Cortez Masto, however, said the short-term solution was to address the lack of broadband capabilities in rural communities. “(We) really need to bring broadband into our communities so we can have e-health and telehealth. Those things help connect the communities” to medical teams in urban areas such as Reno or Las Vegas she said. “But to do that we have to have the broad band in our communities, and it has to be stable, it has to be consistent so part of it is making sure we get the federal dollars.”

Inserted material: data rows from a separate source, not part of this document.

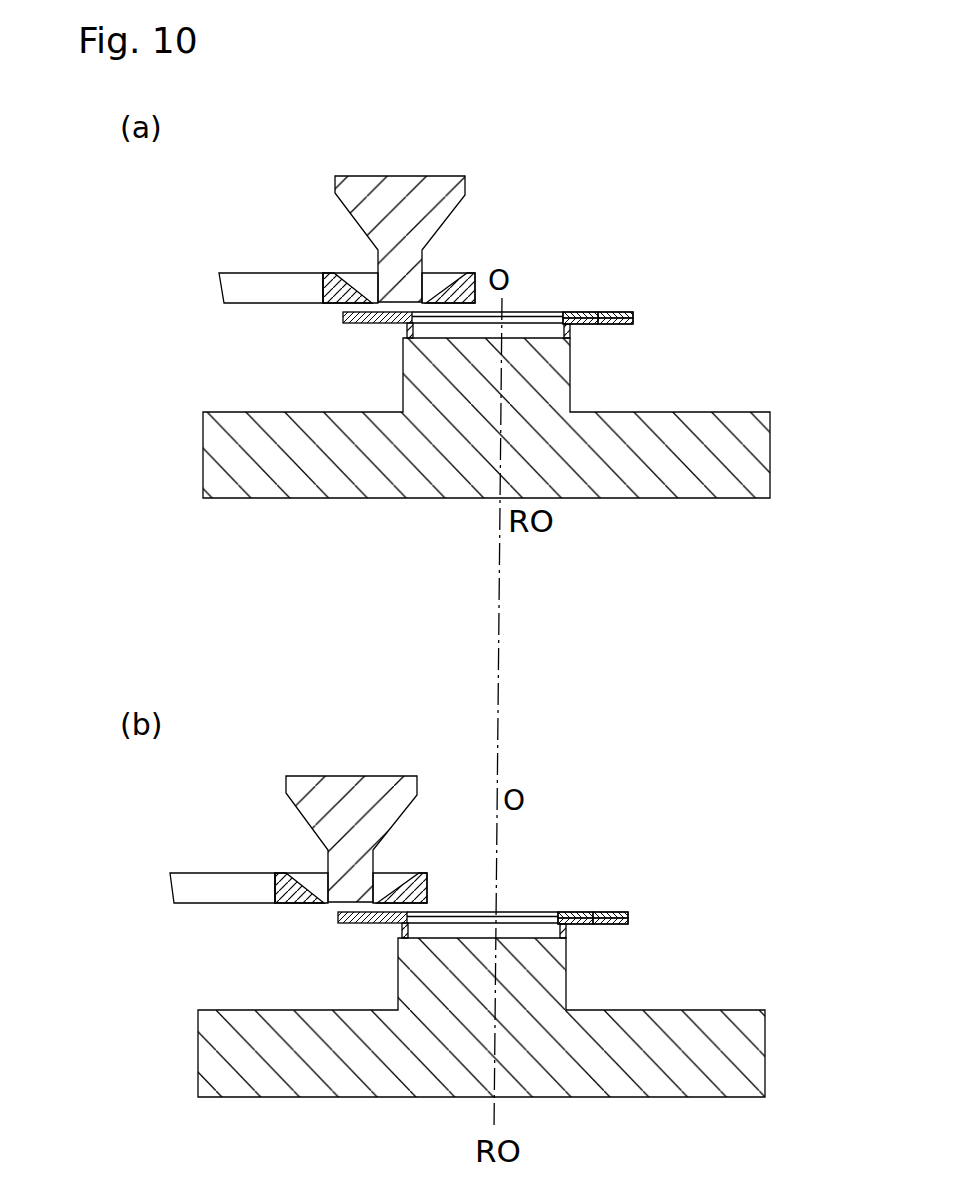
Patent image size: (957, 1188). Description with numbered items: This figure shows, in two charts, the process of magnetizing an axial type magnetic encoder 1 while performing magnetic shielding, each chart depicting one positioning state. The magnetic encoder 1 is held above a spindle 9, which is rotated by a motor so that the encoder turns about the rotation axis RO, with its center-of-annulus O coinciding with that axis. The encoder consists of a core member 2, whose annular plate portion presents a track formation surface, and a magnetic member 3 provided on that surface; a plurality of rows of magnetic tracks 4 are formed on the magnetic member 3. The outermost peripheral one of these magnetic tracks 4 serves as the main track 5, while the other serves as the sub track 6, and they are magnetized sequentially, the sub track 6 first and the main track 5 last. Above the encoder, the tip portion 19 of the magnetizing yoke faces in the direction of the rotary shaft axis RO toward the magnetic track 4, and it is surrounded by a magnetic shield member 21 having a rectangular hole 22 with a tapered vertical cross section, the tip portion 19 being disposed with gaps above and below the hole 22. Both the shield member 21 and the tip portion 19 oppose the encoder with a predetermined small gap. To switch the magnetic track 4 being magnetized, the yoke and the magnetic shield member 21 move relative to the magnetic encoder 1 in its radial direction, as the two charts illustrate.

The magnetic encoder 1 is at (540, 312).
The core member 2 is at (606, 326).
The magnetic member 3 is at (343, 317).
The magnetic tracks 4 is at (595, 573).
The main track 5 is at (633, 307).
The sub track 6 is at (597, 307).
The spindle 9 is at (770, 458).
The tip portion 19 is at (387, 257).
The magnetic shield member 21 is at (470, 276).
The rectangular hole 22 is at (355, 278).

Cortez Masto thinks the arrival of broadband will be a game changer for not only rural communities but for the country as a whole. “Whoever takes advantage and implements 5G first has an economic advantage,” Cortez Masto said. “We were fortunate enough as a country to take and be able to implement 4G very quickly and we need to do that with 5G … so that's what we're working on now is making sure that this country leads around the world when it comes to 5G. ... but unless we get you up to speed quick on broadband, you're going to be left behind and so we can't have that because not only is that something that is bad for our rural communities individually, but for your economic security and future.”
County Commission Chairman Jim French said one of the biggest challenges facing rural counties is the inability to train, attract and keep a skilled workforce. “Workforce development is probably one of the largest components many of these industries are looking and not having a workforce to populate their enterprise” is a problem. French asked the senator if there was room for developing programs which integrate training high school students in rural communities which would provide incentives to stay in their hometowns.
Cortez Masto said that there is a lot of economic development legislation which includes a workforce component. But she stressed that it isn’t just legislation that will make a difference but communication between all the stakeholders. The success rural communities can achieve is through “making sure we're all talking, not just federal, local and state but we're talking with the private sector.”